With the expansion, Waymo will now take passengers around Mountain View, Los Altos, Palo Alto and parts of Sunnyvale, California. The Alphabet-owned company opened its robotaxi service to the general public in San Francisco in June.

Waymo will initially limit the availability of its Silicon Valley service to users of the Waymo One app who are residents with ZIP codes in the area, the company said. Waymo plans to serve more riders across the region over time. The fleet of vehicles that will be in use in the new coverage areas are fully electric Jaguar I-Pace vehicles with Waymo’s fifth generation of self-driving sensors, software and other technology.

“Opening our fully autonomous ride-hailing service in Silicon Valley marks a special milestone in our Bay Area journey,” Waymo product chief Saswat Panigrahi said in a statement. “This is where Waymo began and where we’re headquartered.”

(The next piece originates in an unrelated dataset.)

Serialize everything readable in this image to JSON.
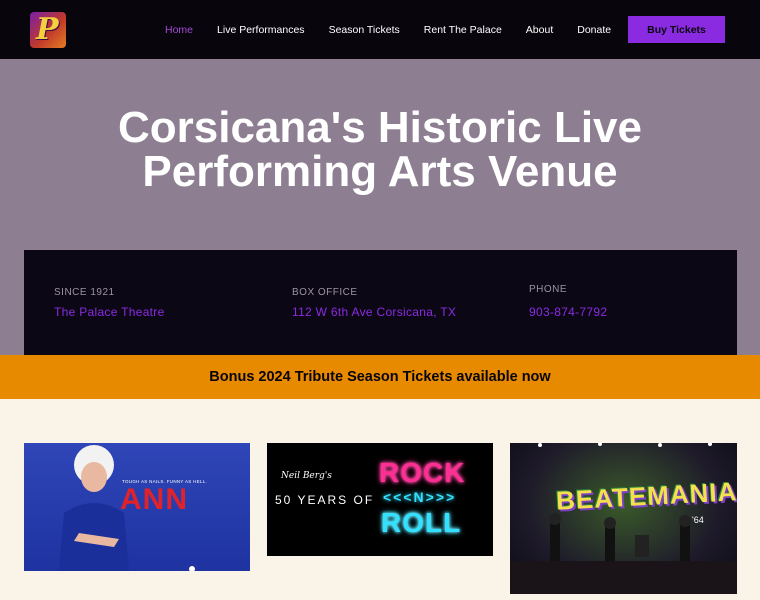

Waymo expanded its San Francisco Bay Area robotaxi service last summer into Daly City, Broadmoor and Colma. Its robotaxis do not yet carry passengers to San Francisco International Airport.

A spokesperson told CNBC that Waymo is in “active discussions with SFO,” and added that the company is “working to connect” Silicon Valley and San Francisco to “provide seamless autonomous rides across more of the Bay Area in the future.”

Waymo also recently launched a commercial robotaxi service in Austin, Texas, just in time for the city’s annual South by Southwest festival.

While would-be competitors including Elon Musk‘s automaker Tesla, and Amazon-owned Zoox, are continuing their own robotaxi testing and development, Waymo has pulled far ahead of self-driving companies in the U.S. 

Before Tuesday’s expansion, Waymo said it was serving more than 200,000 paid trips per week across San Francisco, Los Angeles and Phoenix.

Alphabet doesn’t disclose financial results for the autonomous vehicle business, but Waymo is part of its “Other Bets.” That business unit generated $400 million in the fourth quarter of 2024 and incurred operating losses of $1.17 billion, according to the company’s most recent financial filing.